Take a look online at the great small business cards offered by American Express, Visa and MasterCard. Look for a low APR introductory offer or better still 0% APR and the ability to transfer balances from another higher interest card.

We have a wide variety of credit card offers including pay online, secured credit card and student credit card links can be found on this page. Whether you are looking for a credit card with bad credit or no credit our listings will show you the way.

Airline Credit Cards

Airline Credit Cards – You can accumulate airline mileage points with purchases made on your airline credit card. You can use these points toward the cost of your airline tickets on major airlines. Some airline credit cards also feature travel rewards such as concierge service, insurance and hotel and other discounts.
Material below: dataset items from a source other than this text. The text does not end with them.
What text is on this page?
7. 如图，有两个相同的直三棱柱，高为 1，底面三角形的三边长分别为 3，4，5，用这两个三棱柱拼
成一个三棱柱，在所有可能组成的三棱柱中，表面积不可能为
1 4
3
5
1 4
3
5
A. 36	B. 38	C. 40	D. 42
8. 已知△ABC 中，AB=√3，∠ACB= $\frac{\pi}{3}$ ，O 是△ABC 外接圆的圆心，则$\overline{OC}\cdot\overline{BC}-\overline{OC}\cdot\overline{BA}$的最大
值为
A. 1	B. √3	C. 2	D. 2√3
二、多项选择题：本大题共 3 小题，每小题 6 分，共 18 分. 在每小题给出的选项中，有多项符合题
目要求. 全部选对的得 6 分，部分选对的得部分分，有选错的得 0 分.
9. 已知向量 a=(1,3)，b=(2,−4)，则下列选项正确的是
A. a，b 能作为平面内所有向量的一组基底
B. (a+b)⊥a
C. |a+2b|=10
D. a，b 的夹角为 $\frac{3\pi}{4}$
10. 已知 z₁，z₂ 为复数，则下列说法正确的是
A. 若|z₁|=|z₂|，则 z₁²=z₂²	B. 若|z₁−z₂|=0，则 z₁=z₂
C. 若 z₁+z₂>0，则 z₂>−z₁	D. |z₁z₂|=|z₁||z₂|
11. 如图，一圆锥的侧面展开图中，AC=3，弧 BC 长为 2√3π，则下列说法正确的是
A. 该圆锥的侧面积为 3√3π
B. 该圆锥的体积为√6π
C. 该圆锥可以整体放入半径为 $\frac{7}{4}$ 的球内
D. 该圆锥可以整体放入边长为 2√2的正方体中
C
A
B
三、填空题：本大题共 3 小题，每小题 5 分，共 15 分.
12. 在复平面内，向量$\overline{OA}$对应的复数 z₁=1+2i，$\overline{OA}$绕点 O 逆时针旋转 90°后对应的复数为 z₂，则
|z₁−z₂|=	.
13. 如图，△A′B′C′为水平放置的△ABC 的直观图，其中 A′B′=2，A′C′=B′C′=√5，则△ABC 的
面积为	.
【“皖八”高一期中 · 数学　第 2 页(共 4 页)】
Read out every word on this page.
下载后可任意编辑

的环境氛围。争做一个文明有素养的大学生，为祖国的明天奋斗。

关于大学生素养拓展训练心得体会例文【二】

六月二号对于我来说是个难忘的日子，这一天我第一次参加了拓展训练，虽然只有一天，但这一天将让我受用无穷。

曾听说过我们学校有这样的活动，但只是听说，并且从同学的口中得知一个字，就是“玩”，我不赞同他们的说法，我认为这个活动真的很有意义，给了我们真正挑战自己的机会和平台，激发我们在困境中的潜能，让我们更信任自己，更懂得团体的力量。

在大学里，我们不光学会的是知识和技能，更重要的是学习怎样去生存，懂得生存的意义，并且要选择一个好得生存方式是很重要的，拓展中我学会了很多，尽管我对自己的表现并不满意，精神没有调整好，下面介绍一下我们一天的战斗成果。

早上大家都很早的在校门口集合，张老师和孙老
Before you apply for an Airline Credit Card be sure you understand the pros and cons of such cards. If you are a frequent flyer, then an airline credit card may be the best option for you. If you do not then a regular card would be a better option as these cards usually have annual fees and higher interest rates.

airline credit card

Be sure you understand how many points you need to accumulate to qualify for free air travel. Do you your points expire if not used or is inactive for certain period? Does the card carry an annual fee? What is the interest rate? It’s important to know all the facts before you decide an Airline Credit Card is best for you.

Airline credit cards are an excellent option for business travelers or in fact, anybody that spends a lot of time flying. Some of the better cards offer benefits like converting the points into cash, hotel accommodation, first class upgrades, car rentals and free companion tickets. Another major benefit of airline credit cards is that it makes easier to purchase airline tickets.

Learn more about airline and mileage reward credit cards by checking out the airline miles card offers below. Checkout and compare all the credit card offer to find the one that best suits your needs.

Using this site you can compare credit card interest rates, features, benefits, choose MasterCard, Visa or American Express credit cards and most importantly, find out, which has the best airline mileage points.